Sólo para mundialófilos

 Por: Juan Carlos Orrego 
 
Cuando el árbitro inglés Howard Webb decretó el fin del partido que daba a España su primer título mundial, de inmediato me ganó la pesarosa idea —como cada cuatro años— de que el Mundial de Fútbol es tan fugaz como la vida de un insecto. Y, para colmo, de él no se puede decir que se va tan pronto como llega, porque los tres años y once meses de vigilia que corren entre dos campeonatos son largos y tediosos. Bastará con decir que entre un mundial y el siguiente hay que soportar, completo, un decepcionante periodo presidencial.
Lo más curioso de todo es que, entre lo que hace entrañable un Mundial, el fútbol quizá no sea lo principal.

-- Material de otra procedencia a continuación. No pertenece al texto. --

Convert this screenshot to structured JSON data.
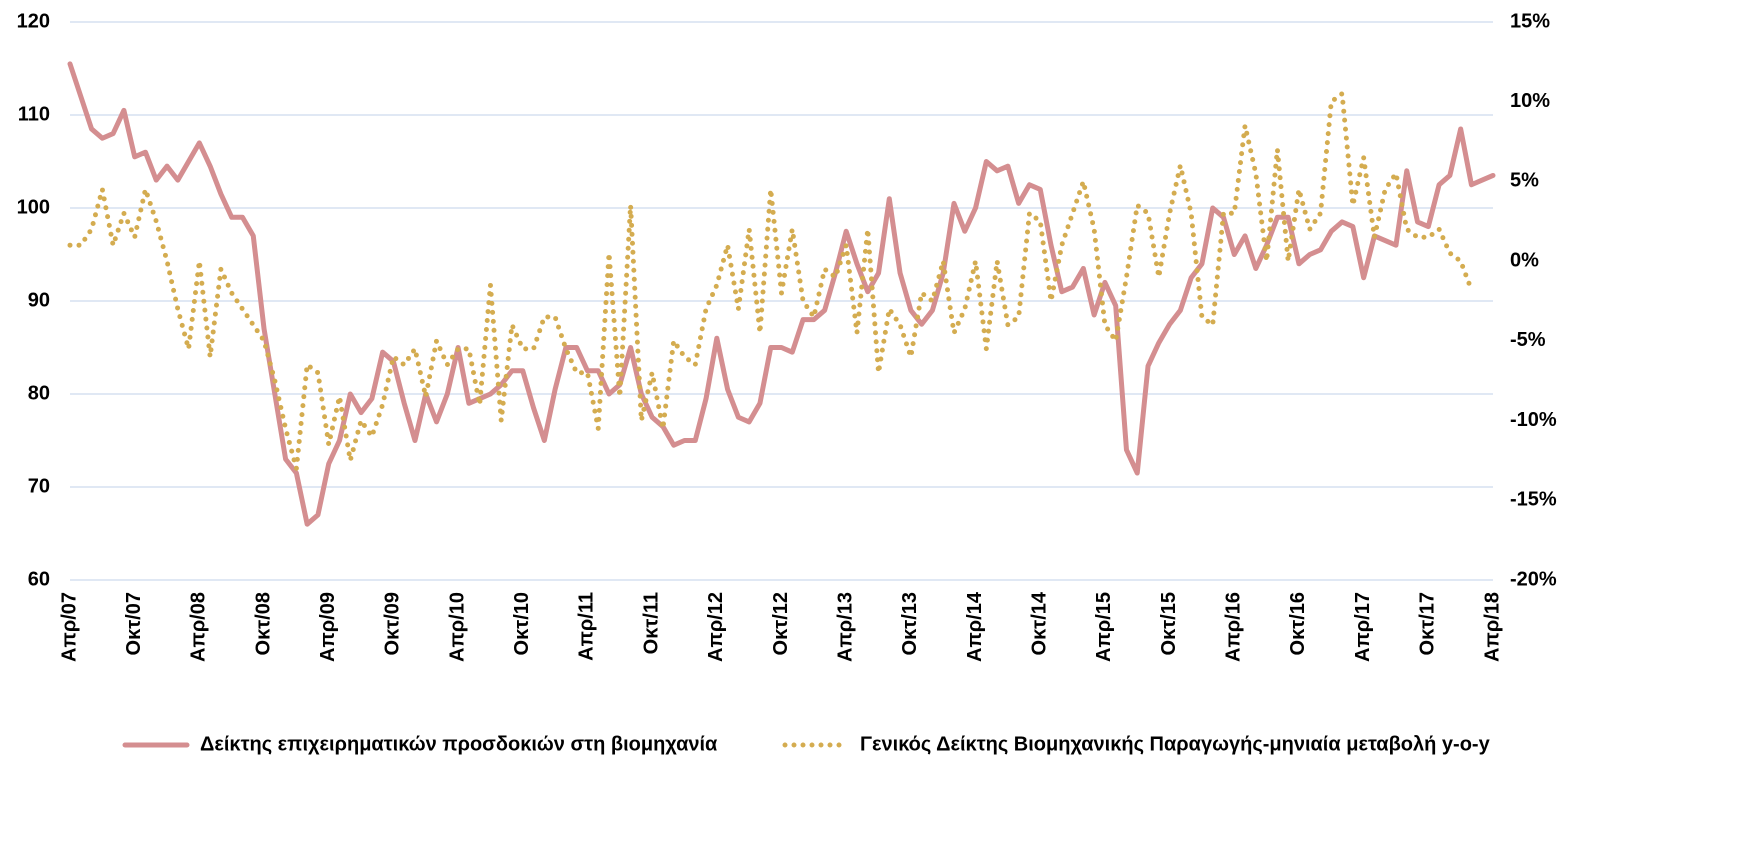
{
  "chart_data": {
    "type": "line",
    "categories": [
      "Απρ/07",
      null,
      null,
      null,
      null,
      null,
      "Οκτ/07",
      null,
      null,
      null,
      null,
      null,
      "Απρ/08",
      null,
      null,
      null,
      null,
      null,
      "Οκτ/08",
      null,
      null,
      null,
      null,
      null,
      "Απρ/09",
      null,
      null,
      null,
      null,
      null,
      "Οκτ/09",
      null,
      null,
      null,
      null,
      null,
      "Απρ/10",
      null,
      null,
      null,
      null,
      null,
      "Οκτ/10",
      null,
      null,
      null,
      null,
      null,
      "Απρ/11",
      null,
      null,
      null,
      null,
      null,
      "Οκτ/11",
      null,
      null,
      null,
      null,
      null,
      "Απρ/12",
      null,
      null,
      null,
      null,
      null,
      "Οκτ/12",
      null,
      null,
      null,
      null,
      null,
      "Απρ/13",
      null,
      null,
      null,
      null,
      null,
      "Οκτ/13",
      null,
      null,
      null,
      null,
      null,
      "Απρ/14",
      null,
      null,
      null,
      null,
      null,
      "Οκτ/14",
      null,
      null,
      null,
      null,
      null,
      "Απρ/15",
      null,
      null,
      null,
      null,
      null,
      "Οκτ/15",
      null,
      null,
      null,
      null,
      null,
      "Απρ/16",
      null,
      null,
      null,
      null,
      null,
      "Οκτ/16",
      null,
      null,
      null,
      null,
      null,
      "Απρ/17",
      null,
      null,
      null,
      null,
      null,
      "Οκτ/17",
      null,
      null,
      null,
      null,
      null,
      "Απρ/18"
    ],
    "series": [
      {
        "name": "Δείκτης επιχειρηματικών προσδοκιών στη βιομηχανία",
        "color": "#d48e90",
        "style": "solid",
        "values": [
          115.5,
          112,
          108.5,
          107.5,
          108,
          110.5,
          105.5,
          106,
          103,
          104.5,
          103,
          105,
          107,
          104.5,
          101.5,
          99,
          99,
          97,
          87,
          80,
          73,
          71.5,
          66,
          67,
          72.5,
          75,
          80,
          78,
          79.5,
          84.5,
          83.5,
          79,
          75,
          80,
          77,
          80,
          85,
          79,
          79.5,
          80,
          81,
          82.5,
          82.5,
          78.5,
          75,
          80.5,
          85,
          85,
          82.5,
          82.5,
          80,
          81,
          85,
          80,
          77.5,
          76.5,
          74.5,
          75,
          75,
          79.5,
          86,
          80.5,
          77.5,
          77,
          79,
          85,
          85,
          84.5,
          88,
          88,
          89,
          93,
          97.5,
          94,
          91,
          93,
          101,
          93,
          89,
          87.5,
          89,
          93,
          100.5,
          97.5,
          100,
          105,
          104,
          104.5,
          100.5,
          102.5,
          102,
          96,
          91,
          91.5,
          93.5,
          88.5,
          92,
          89.5,
          74,
          71.5,
          83,
          85.5,
          87.5,
          89,
          92.5,
          94,
          100,
          99,
          95,
          97,
          93.5,
          96,
          99,
          99,
          94,
          95,
          95.5,
          97.5,
          98.5,
          98,
          92.5,
          97,
          96.5,
          96,
          104,
          98.5,
          98,
          102.5,
          103.5,
          108.5,
          102.5,
          103,
          103.5
        ]
      },
      {
        "name": "Γενικός Δείκτης Βιομηχανικής Παραγωγής-μηνιαία μεταβολή y-o-y",
        "color": "#d4ac50",
        "style": "dotted",
        "axis": "y2",
        "values": [
          1,
          1,
          2,
          4.5,
          1,
          3,
          1.5,
          4.5,
          2.5,
          0,
          -3,
          -5.5,
          0,
          -6,
          -0.5,
          -2,
          -3,
          -4,
          -5,
          -7.5,
          -10.5,
          -13,
          -6.5,
          -7,
          -11.5,
          -8.5,
          -12.5,
          -10,
          -11,
          -9,
          -6,
          -6.5,
          -5.5,
          -8.5,
          -5,
          -6.5,
          -5.5,
          -5.5,
          -9,
          -1.5,
          -10,
          -4,
          -5.5,
          -5.5,
          -3.5,
          -3.5,
          -5.5,
          -7,
          -7,
          -10.5,
          0.5,
          -8.5,
          3.5,
          -10,
          -7,
          -10.5,
          -5,
          -6,
          -6.5,
          -3,
          -1.5,
          1,
          -3,
          2,
          -4.5,
          4.5,
          -2,
          2,
          -2.5,
          -3.5,
          -0.5,
          -1,
          1,
          -4.5,
          2,
          -7,
          -3,
          -4,
          -6,
          -2,
          -2.5,
          0,
          -4.5,
          -3,
          0,
          -5.5,
          0,
          -4,
          -3.5,
          3,
          2.5,
          -2.5,
          1,
          3,
          5,
          2,
          -4,
          -5,
          -1,
          3.5,
          3,
          -1,
          3,
          6,
          3,
          -3.5,
          -4,
          3,
          3,
          8.5,
          5.5,
          0,
          7,
          0,
          4.5,
          2,
          3,
          10,
          10.5,
          3.5,
          6.5,
          1.5,
          4.5,
          5.5,
          2,
          1.5,
          1.5,
          2,
          0.5,
          0,
          -1.8,
          null,
          null
        ]
      }
    ],
    "ylim": [
      60,
      120
    ],
    "yticks": [
      60,
      70,
      80,
      90,
      100,
      110,
      120
    ],
    "y2lim": [
      -20,
      15
    ],
    "y2ticks": [
      {
        "value": -20,
        "label": "-20%"
      },
      {
        "value": -15,
        "label": "-15%"
      },
      {
        "value": -10,
        "label": "-10%"
      },
      {
        "value": -5,
        "label": "-5%"
      },
      {
        "value": 0,
        "label": "0%"
      },
      {
        "value": 5,
        "label": "5%"
      },
      {
        "value": 10,
        "label": "10%"
      },
      {
        "value": 15,
        "label": "15%"
      }
    ],
    "grid": true,
    "legend": "bottom"
  }
}
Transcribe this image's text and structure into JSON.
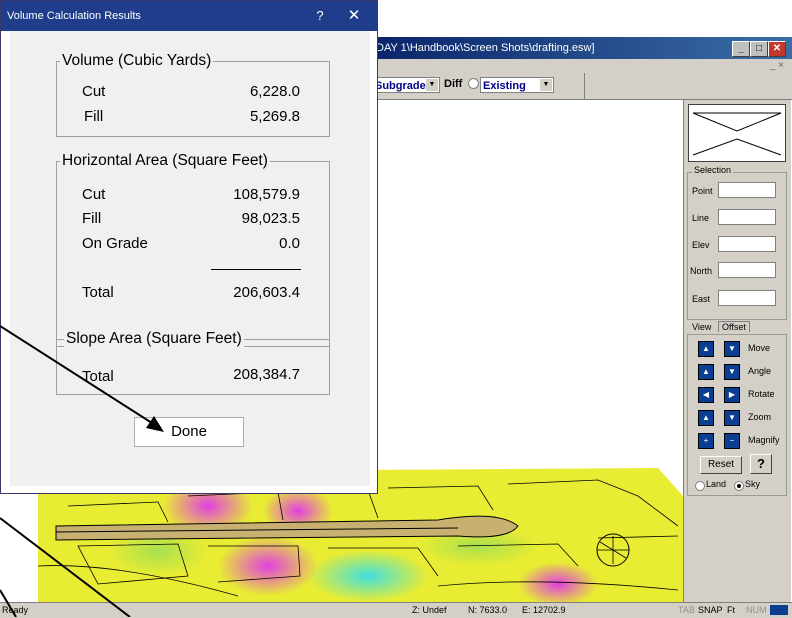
{
  "dialog": {
    "title": "Volume Calculation Results",
    "help_glyph": "?",
    "close_glyph": "✕",
    "volume": {
      "heading": "Volume (Cubic Yards)",
      "rows": [
        {
          "label": "Cut",
          "value": "6,228.0"
        },
        {
          "label": "Fill",
          "value": "5,269.8"
        }
      ]
    },
    "horizontal": {
      "heading": "Horizontal Area (Square Feet)",
      "rows": [
        {
          "label": "Cut",
          "value": "108,579.9"
        },
        {
          "label": "Fill",
          "value": "98,023.5"
        },
        {
          "label": "On Grade",
          "value": "0.0"
        }
      ],
      "total_label": "Total",
      "total_value": "206,603.4"
    },
    "slope": {
      "heading": "Slope Area (Square Feet)",
      "total_label": "Total",
      "total_value": "208,384.7"
    },
    "done_label": "Done"
  },
  "app": {
    "title_fragment": "DAY 1\\Handbook\\Screen Shots\\drafting.esw]",
    "menu_controls": "_ ×",
    "toolbar": {
      "subgrade": "Subgrade",
      "diff": "Diff",
      "existing": "Existing"
    },
    "panel": {
      "selection_label": "Selection",
      "fields": [
        "Point",
        "Line",
        "Elev",
        "North",
        "East"
      ],
      "tabs": [
        "View",
        "Offset"
      ],
      "nav": [
        "Move",
        "Angle",
        "Rotate",
        "Zoom",
        "Magnify"
      ],
      "reset_label": "Reset",
      "help_glyph": "?",
      "land_label": "Land",
      "sky_label": "Sky"
    },
    "status": {
      "ready": "Ready",
      "z": "Z: Undef",
      "n": "N: 7633.0",
      "e": "E: 12702.9",
      "tab": "TAB",
      "snap": "SNAP",
      "ft": "Ft",
      "num": "NUM"
    }
  },
  "colors": {
    "dialog_title_bg": "#1f3d8a",
    "dialog_body_bg": "#f0f0f0",
    "app_title_bg": "#0a246a",
    "panel_bg": "#d4d0c8",
    "terrain_yellow": "#e8ec33",
    "terrain_magenta": "#e040e0",
    "terrain_cyan": "#40e0e0"
  }
}
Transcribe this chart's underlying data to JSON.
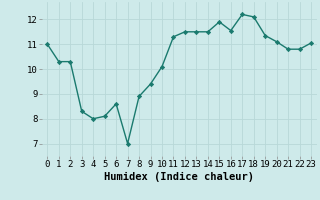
{
  "x": [
    0,
    1,
    2,
    3,
    4,
    5,
    6,
    7,
    8,
    9,
    10,
    11,
    12,
    13,
    14,
    15,
    16,
    17,
    18,
    19,
    20,
    21,
    22,
    23
  ],
  "y": [
    11.0,
    10.3,
    10.3,
    8.3,
    8.0,
    8.1,
    8.6,
    7.0,
    8.9,
    9.4,
    10.1,
    11.3,
    11.5,
    11.5,
    11.5,
    11.9,
    11.55,
    12.2,
    12.1,
    11.35,
    11.1,
    10.8,
    10.8,
    11.05
  ],
  "line_color": "#1a7a6e",
  "marker": "D",
  "marker_size": 2.2,
  "linewidth": 1.0,
  "xlabel": "Humidex (Indice chaleur)",
  "xlim": [
    -0.5,
    23.5
  ],
  "ylim": [
    6.5,
    12.7
  ],
  "yticks": [
    7,
    8,
    9,
    10,
    11,
    12
  ],
  "xtick_labels": [
    "0",
    "1",
    "2",
    "3",
    "4",
    "5",
    "6",
    "7",
    "8",
    "9",
    "10",
    "11",
    "12",
    "13",
    "14",
    "15",
    "16",
    "17",
    "18",
    "19",
    "20",
    "21",
    "22",
    "23"
  ],
  "bg_color": "#ceeaea",
  "grid_color": "#b8d8d8",
  "font_family": "monospace",
  "xlabel_fontsize": 7.5,
  "tick_fontsize": 6.5
}
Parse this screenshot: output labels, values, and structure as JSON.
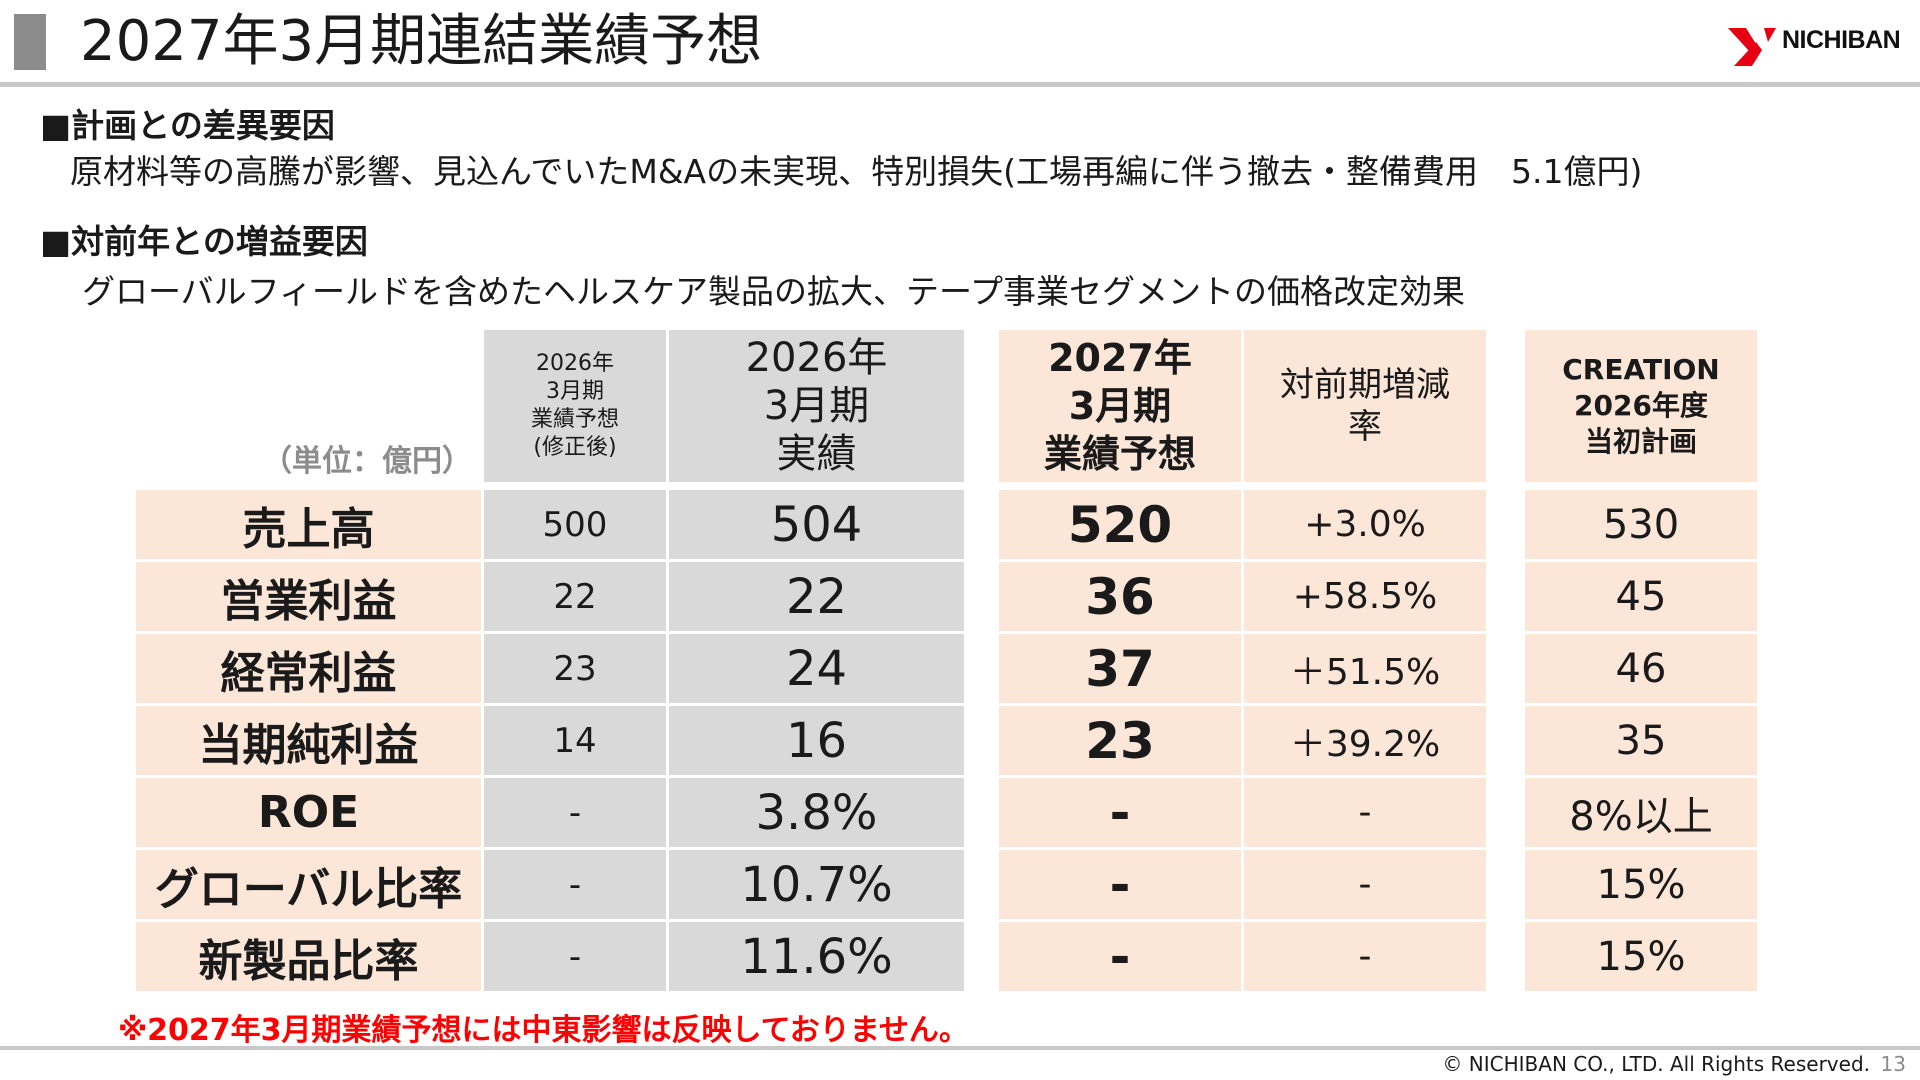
{
  "header": {
    "title": "2027年3月期連結業績予想",
    "logo_text": "NICHIBAN",
    "logo_color": "#e60012"
  },
  "sections": [
    {
      "heading": "■計画との差異要因",
      "text": "原材料等の高騰が影響、見込んでいたM&Aの未実現、特別損失(工場再編に伴う撤去・整備費用　5.1億円)"
    },
    {
      "heading": "■対前年との増益要因",
      "text": "グローバルフィールドを含めたヘルスケア製品の拡大、テープ事業セグメントの価格改定効果"
    }
  ],
  "table": {
    "unit_label": "（単位：億円）",
    "columns": [
      {
        "lines": [
          "2026年",
          "3月期",
          "業績予想",
          "(修正後)"
        ]
      },
      {
        "lines": [
          "2026年",
          "3月期",
          "実績"
        ]
      },
      {
        "lines": [
          "2027年",
          "3月期",
          "業績予想"
        ]
      },
      {
        "lines": [
          "対前期増減",
          "率"
        ]
      },
      {
        "lines": [
          "CREATION",
          "2026年度",
          "当初計画"
        ]
      }
    ],
    "rows": [
      {
        "label": "売上高",
        "values": [
          "500",
          "504",
          "520",
          "+3.0%",
          "530"
        ]
      },
      {
        "label": "営業利益",
        "values": [
          "22",
          "22",
          "36",
          "+58.5%",
          "45"
        ]
      },
      {
        "label": "経常利益",
        "values": [
          "23",
          "24",
          "37",
          "＋51.5%",
          "46"
        ]
      },
      {
        "label": "当期純利益",
        "values": [
          "14",
          "16",
          "23",
          "＋39.2%",
          "35"
        ]
      },
      {
        "label": "ROE",
        "values": [
          "-",
          "3.8%",
          "-",
          "-",
          "8%以上"
        ]
      },
      {
        "label": "グローバル比率",
        "values": [
          "-",
          "10.7%",
          "-",
          "-",
          "15%"
        ]
      },
      {
        "label": "新製品比率",
        "values": [
          "-",
          "11.6%",
          "-",
          "-",
          "15%"
        ]
      }
    ]
  },
  "note": "※2027年3月期業績予想には中東影響は反映しておりません。",
  "footer": {
    "copyright": "© NICHIBAN CO., LTD. All Rights Reserved.",
    "page_number": "13"
  }
}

Hace cuatro años casi lloré cuando Fabio Grosso pateó el penalti que dio fin a la competición, pero aun así la mayoría de las acciones de juego y buena parte de los resultados de 2006 ya se han borrado de mi cabeza: ¿Cómo fueron los goles con que Alemania le arrebató a Portugal el tercer lugar? ¿Cómo le fue aquella vez a España en su primer partido? ¿Cuál fue el mejor gol? La verdad es que pocas cosas tengo tan frescas en la memoria como el cabezazo de Zidane sobre el pecho de Materazzi. Del mismo modo, del Mundial de 2002 recuerdo sobre todo cómo mi despertador chillaba a la 1:30 a.m. y, yendo mucho más allá, del certamen de 1982 tengo la vívida imagen de un sheik arrogante que baja a la cancha para hacer anular uno de los goles que Francia le convirtió a Kuwait.
Los moralistas y la gente “profunda” dirán lo que quieran, pero un Mundial es una cosa magnífica. Porque, en el supuesto de que el fútbol fuera un amasijo de veintidós hombres tras un balón —como lo sostienen, con nula imaginación, ciertas almas de cántaro— y que las estampas curiosas que acabo de ejemplificar no fueran más que un zurcido de tonterías, le queda la gracia de ser un aderezo magnífico de la armonía hogareña. Durante muchas mañanas de este junio fui un convidado de honor entre las cobijas de mis hijos, la una prendada del “Niño” Torres y el otro hecho seguidor incondicional de Eslovaquia. Además, al calor de un café sostuve interesantes discusiones con mi esposa a propósito de las improvisaciones técnicas de Maradona. Y ni qué decir de la final, con el cuadro entrañable de un batallón de hermanos, primos y amigos sentados en el mismo sofá, las madres preguntando por el marcador después de cada alarido y un tío astuto cobrando el dinero de la polla familiar.
A una semana del pitazo final, qué lejano se me hace ya Sudáfrica 2010. Un amigo con el que compartí este pesar me dijo, con espontánea genialidad, que al acabarse un Mundial uno se siente como cuando vuelve de un paseo. Ni más ni menos: con alegría vencida y nostalgia indeleble; incluso con rabia, por saber que hace apenas un día estábamos metidos en el mar o contemplando el mundo desde la cima de una montaña de enciclopedia. Qué difícil es archivar esas vivencias en el cajón del pasado y reintegrarse a la gris rutina en que veníamos: esa de estadios en reparación, bastoneras descoordinadas y partidos Medellín-Chicó o Nacional-Cartagena. La vida es dura, pero es la vida.
Con todo, la sensación horrible de disolución que se toma mi cabeza no alcanza a poner en jaque el que, desde ya, sé que será el más sólido recuerdo del Mundial que acaba de expirar. Por supuesto que no se trata de la imagen de Andrés Iniesta venciendo a Stekelenburg, ni la del gol fantasma de Inglaterra, ni la de la atajada —la mejor del torneo— de Luis Suárez contra Ghana. En mi memoria comienza a erigirse, reinante, la figura del pulpo Paul, ese sabio adivino del mundo animal que ha condenado al olvido a Gauchito, Naranjito, Pique, Goleo y todas las pusilánimes mascotas de la historia.